The fallback_policy: none for enterprise is an important detail. Enterprise customers often have contractual SLAs that specify the model they're using. Silently downgrading to a cheaper model during a provider incident would violate those SLAs. The routing policy encodes this constraint explicitly.

A/B routing for model evaluation

Before committing to a new model for a production workload, you want empirical quality data from your actual production traffic — not benchmark numbers from the model provider's marketing page. A/B routing lets you split traffic between your current model and a candidate model, collect quality signals on real invocations, and make the migration decision based on production data.

The operational requirements for this to work:

  • The routing decision (which variant each invocation was sent to) must be logged as structured telemetry, with a stable invocation ID you can use to join against downstream quality signals
  • The split must be adjustable without a deployment — start at 5% to the candidate, increase to 50% if quality looks good, then complete the migration
  • The two variants must return responses in the same format, or the downstream system must handle format differences

The last point is often the constraint that determines whether A/B routing is feasible for a given workload. If your extraction agent parses structured JSON from the model response, and the candidate model produces different field names or value formats, the A/B test will break downstream processing for the split traffic.

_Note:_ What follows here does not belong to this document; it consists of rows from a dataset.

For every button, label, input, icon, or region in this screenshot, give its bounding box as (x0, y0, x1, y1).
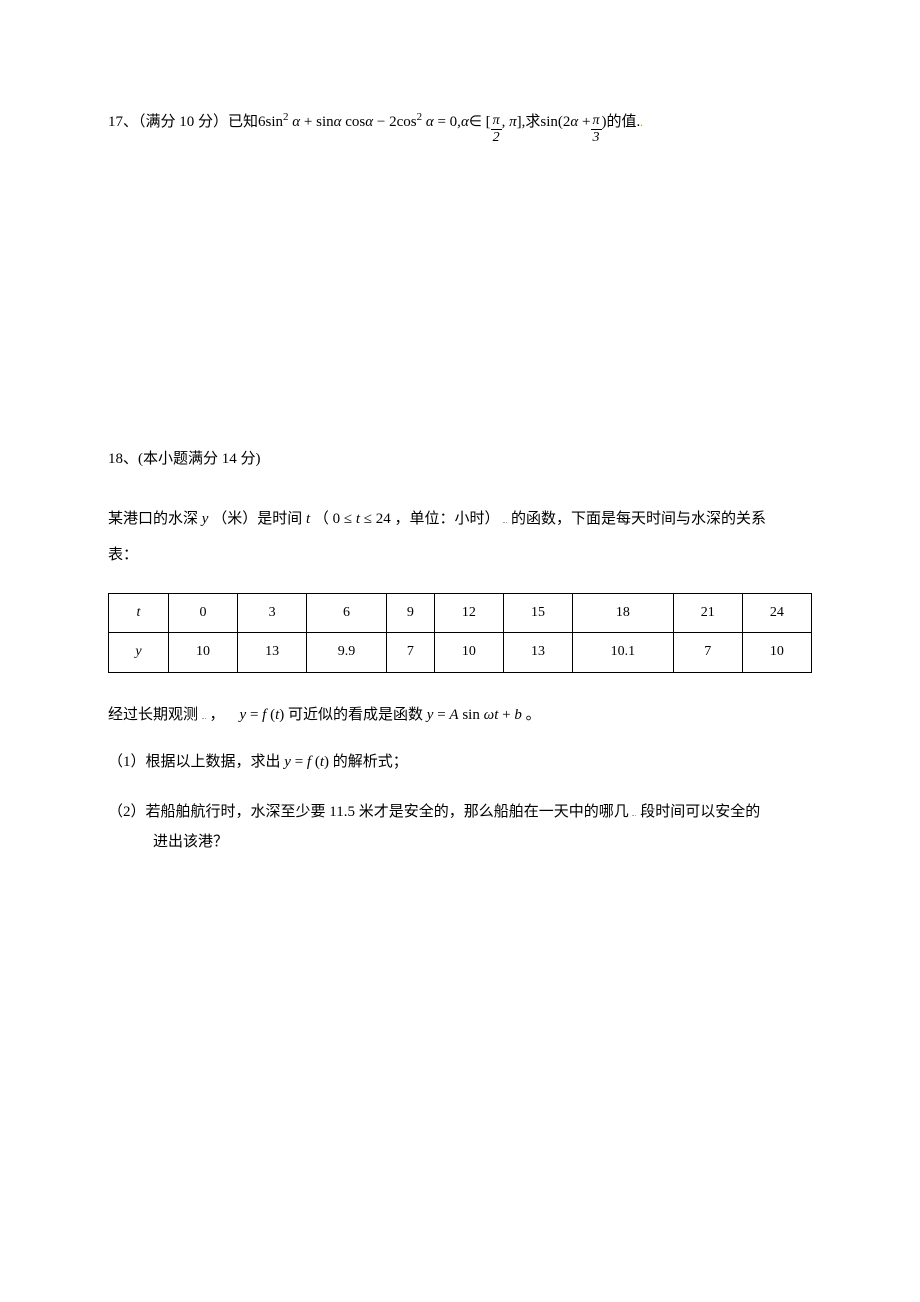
table-cell: 12 (434, 594, 503, 633)
table-cell: 7 (673, 633, 742, 672)
p18-desc-6: 表： (108, 547, 138, 563)
p17-qiu: 求 (525, 110, 540, 134)
p18-q2-mid: 段时间可以安全的 (640, 804, 760, 820)
p18-approx: 可近似的看成是函数 (288, 707, 427, 723)
p17-dezhi: 的值. (607, 110, 641, 134)
table-header-t: t (109, 594, 169, 633)
p18-q1-eq: y = f (t) (284, 754, 329, 770)
data-table: t 0 3 6 9 12 15 18 21 24 y 10 13 9.9 7 1… (108, 593, 812, 673)
p18-q2-prefix: （2）若船舶航行时，水深至少要 11.5 米才是安全的，那么船舶在一天中的哪几 (108, 804, 629, 820)
table-header-y: y (109, 633, 169, 672)
table-cell: 13 (503, 633, 572, 672)
p18-desc-1: 某港口的水深 (108, 511, 202, 527)
table-cell: 13 (238, 633, 307, 672)
annotation-underline (503, 508, 507, 523)
annotation-dot: . (640, 116, 643, 132)
p18-q1-prefix: （1）根据以上数据，求出 (108, 754, 284, 770)
p18-period: 。 (526, 707, 541, 723)
p18-t: t (306, 511, 310, 527)
table-cell: 3 (238, 594, 307, 633)
p18-desc-5: 的函数，下面是每天时间与水深的关系 (511, 511, 766, 527)
p17-prefix: 17、（满分 10 分）已知 (108, 110, 258, 134)
p18-desc-2: （米）是时间 (212, 511, 302, 527)
table-cell: 9.9 (307, 633, 387, 672)
problem-17: 17、（满分 10 分）已知 6sin2 α + sinα cosα − 2co… (108, 110, 812, 147)
p18-q1-suffix: 的解析式； (333, 754, 408, 770)
p17-sin-open: sin(2α + (540, 110, 590, 134)
p18-range: 0 ≤ t ≤ 24 (333, 511, 391, 527)
p18-q1: （1）根据以上数据，求出 y = f (t) 的解析式； (108, 747, 812, 777)
table-row-t: t 0 3 6 9 12 15 18 21 24 (109, 594, 812, 633)
p18-q2: （2）若船舶航行时，水深至少要 11.5 米才是安全的，那么船舶在一天中的哪几 … (108, 797, 812, 857)
table-cell: 10.1 (573, 633, 674, 672)
table-cell: 10 (434, 633, 503, 672)
p18-comma: ， (210, 707, 225, 723)
table-row-y: y 10 13 9.9 7 10 13 10.1 7 10 (109, 633, 812, 672)
p17-equation: 6sin2 α + sinα cosα − 2cos2 α = 0, (258, 110, 461, 134)
table-cell: 10 (742, 633, 811, 672)
table-cell: 10 (169, 633, 238, 672)
frac-den: 2 (491, 130, 502, 145)
annotation-underline (202, 704, 206, 719)
table-cell: 7 (386, 633, 434, 672)
frac-den: 3 (591, 130, 602, 145)
p18-desc-4: ，单位：小时） (395, 511, 500, 527)
p17-frac-pi-2: π 2 (491, 114, 502, 145)
problem-17-statement: 17、（满分 10 分）已知 6sin2 α + sinα cosα − 2co… (108, 110, 812, 147)
p18-yft: y = f (t) (240, 707, 285, 723)
p17-frac-pi-3: π 3 (591, 114, 602, 145)
p18-asinwt: y = A sin ωt + b (427, 707, 522, 723)
table-cell: 15 (503, 594, 572, 633)
p18-y: y (202, 511, 209, 527)
frac-num: π (591, 114, 602, 130)
p18-observe-txt: 经过长期观测 (108, 707, 198, 723)
annotation-underline (632, 801, 636, 816)
table-cell: 6 (307, 594, 387, 633)
p18-q2-line2: 进出该港？ (108, 827, 812, 857)
p18-desc-3: （ (314, 511, 329, 527)
frac-num: π (491, 114, 502, 130)
p18-description: 某港口的水深 y （米）是时间 t （ 0 ≤ t ≤ 24 ，单位：小时） 的… (108, 501, 812, 573)
table-cell: 24 (742, 594, 811, 633)
p17-domain: α (461, 110, 469, 134)
table-cell: 18 (573, 594, 674, 633)
table-cell: 0 (169, 594, 238, 633)
problem-18: 18、(本小题满分 14 分) 某港口的水深 y （米）是时间 t （ 0 ≤ … (108, 447, 812, 857)
table-cell: 9 (386, 594, 434, 633)
p17-comma-pi: , π], (502, 110, 526, 134)
table-cell: 21 (673, 594, 742, 633)
p17-in: ∈ [ (469, 110, 491, 134)
p18-observe: 经过长期观测 ， y = f (t) 可近似的看成是函数 y = A sin ω… (108, 703, 812, 727)
p18-title: 18、(本小题满分 14 分) (108, 447, 812, 471)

What routing strategy cannot solve

Routing strategy is a cost optimization and quality optimization tool. It has limits worth stating explicitly:

Routing cannot compensate for a fundamentally bad prompt. If your prompt produces poor results on all models, routing to a better model improves the results incrementally — it doesn't fix the underlying prompt problem.

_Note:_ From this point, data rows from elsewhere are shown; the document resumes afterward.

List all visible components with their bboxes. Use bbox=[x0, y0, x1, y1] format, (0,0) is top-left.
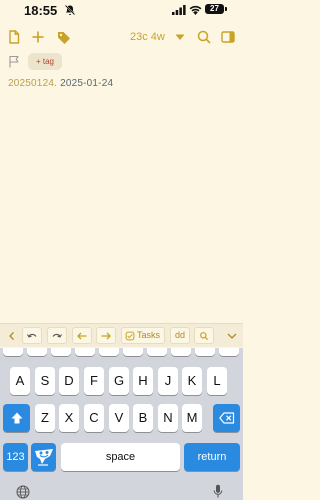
key-x[interactable]: X bbox=[59, 404, 79, 432]
keyboard: A S D F G H J K L Z X C V B N M 123 spac… bbox=[0, 348, 243, 500]
tag-row: + tag bbox=[0, 52, 243, 72]
chevron-left-icon[interactable] bbox=[7, 331, 17, 341]
key-partial[interactable] bbox=[123, 348, 143, 356]
key-partial[interactable] bbox=[147, 348, 167, 356]
numbers-key[interactable]: 123 bbox=[3, 443, 28, 471]
emoji-keyboard-icon bbox=[34, 449, 53, 466]
dropdown-triangle-icon[interactable] bbox=[172, 29, 188, 45]
cursor-left-button[interactable] bbox=[72, 327, 92, 344]
key-partial[interactable] bbox=[3, 348, 23, 356]
key-m[interactable]: M bbox=[182, 404, 202, 432]
chevron-down-icon[interactable] bbox=[226, 330, 238, 342]
emoji-keyboard-key[interactable] bbox=[31, 443, 56, 471]
key-partial[interactable] bbox=[27, 348, 47, 356]
key-h[interactable]: H bbox=[133, 367, 153, 395]
tasks-button[interactable]: Tasks bbox=[121, 327, 165, 344]
shift-key[interactable] bbox=[3, 404, 30, 432]
globe-icon[interactable] bbox=[16, 485, 30, 499]
bell-slash-icon bbox=[64, 4, 76, 16]
search-icon bbox=[200, 331, 209, 340]
tasks-label: Tasks bbox=[137, 330, 161, 340]
search-icon[interactable] bbox=[196, 29, 212, 45]
key-d[interactable]: D bbox=[59, 367, 79, 395]
editor-text[interactable]: 20250124. 2025-01-24 bbox=[8, 78, 113, 89]
flag-icon[interactable] bbox=[8, 55, 20, 68]
key-j[interactable]: J bbox=[158, 367, 178, 395]
new-document-icon[interactable] bbox=[6, 29, 22, 45]
key-z[interactable]: Z bbox=[35, 404, 55, 432]
date-button[interactable]: dd bbox=[170, 327, 190, 344]
tag-icon[interactable] bbox=[56, 29, 72, 45]
key-partial[interactable] bbox=[219, 348, 239, 356]
space-key[interactable]: space bbox=[61, 443, 180, 471]
word-count-stats[interactable]: 23c 4w bbox=[130, 31, 165, 43]
signal-icon bbox=[172, 5, 186, 15]
find-button[interactable] bbox=[194, 327, 214, 344]
toolbar: 23c 4w bbox=[0, 26, 243, 50]
plus-icon[interactable] bbox=[30, 29, 46, 45]
battery-icon: 27 bbox=[205, 4, 227, 14]
key-g[interactable]: G bbox=[109, 367, 129, 395]
undo-button[interactable] bbox=[22, 327, 42, 344]
status-time: 18:55 bbox=[24, 3, 58, 18]
key-v[interactable]: V bbox=[109, 404, 129, 432]
key-b[interactable]: B bbox=[133, 404, 153, 432]
redo-button[interactable] bbox=[47, 327, 67, 344]
key-l[interactable]: L bbox=[207, 367, 227, 395]
status-bar: 18:55 27 bbox=[0, 0, 243, 22]
document-id: 20250124. bbox=[8, 78, 58, 89]
key-partial[interactable] bbox=[195, 348, 215, 356]
battery-level: 27 bbox=[210, 4, 219, 13]
keyboard-accessory-bar: Tasks dd bbox=[0, 323, 243, 347]
redo-icon bbox=[52, 333, 62, 338]
document-date: 2025-01-24 bbox=[60, 78, 114, 89]
undo-icon bbox=[27, 333, 37, 338]
key-partial[interactable] bbox=[75, 348, 95, 356]
backspace-icon bbox=[218, 412, 234, 424]
key-partial[interactable] bbox=[99, 348, 119, 356]
add-tag-button[interactable]: + tag bbox=[28, 53, 62, 70]
key-n[interactable]: N bbox=[158, 404, 178, 432]
key-s[interactable]: S bbox=[35, 367, 55, 395]
arrow-right-icon bbox=[101, 332, 111, 339]
key-a[interactable]: A bbox=[10, 367, 30, 395]
checkbox-icon bbox=[125, 331, 135, 340]
arrow-left-icon bbox=[77, 332, 87, 339]
key-partial[interactable] bbox=[171, 348, 191, 356]
shift-icon bbox=[11, 412, 22, 424]
wifi-icon bbox=[189, 5, 202, 15]
key-k[interactable]: K bbox=[182, 367, 202, 395]
cursor-right-button[interactable] bbox=[96, 327, 116, 344]
sidebar-icon[interactable] bbox=[220, 29, 236, 45]
key-partial[interactable] bbox=[51, 348, 71, 356]
microphone-icon[interactable] bbox=[213, 484, 223, 499]
key-c[interactable]: C bbox=[84, 404, 104, 432]
return-key[interactable]: return bbox=[184, 443, 240, 471]
key-f[interactable]: F bbox=[84, 367, 104, 395]
backspace-key[interactable] bbox=[213, 404, 240, 432]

Routing cannot provide perfect latency predictability. Even with latency-based triggers and fallback chains, model provider latency has genuine variance that routing policy cannot eliminate — only route around.

Routing does not replace evals. Empirical quality measurement — running your production workloads against a quality benchmark — is how you know your routing thresholds are set correctly. The routing policy and the evaluation infrastructure are complementary, not substitutes.

What routing strategy does well: it prevents the default behavior of "most expensive model, always" from unnecessarily inflating your infrastructure cost; it makes the cost-quality tradeoff an explicit policy decision that's reviewable and adjustable; and it gives you the instrumentation to understand your workload quality distribution across models — which is the foundation for making better routing decisions over time.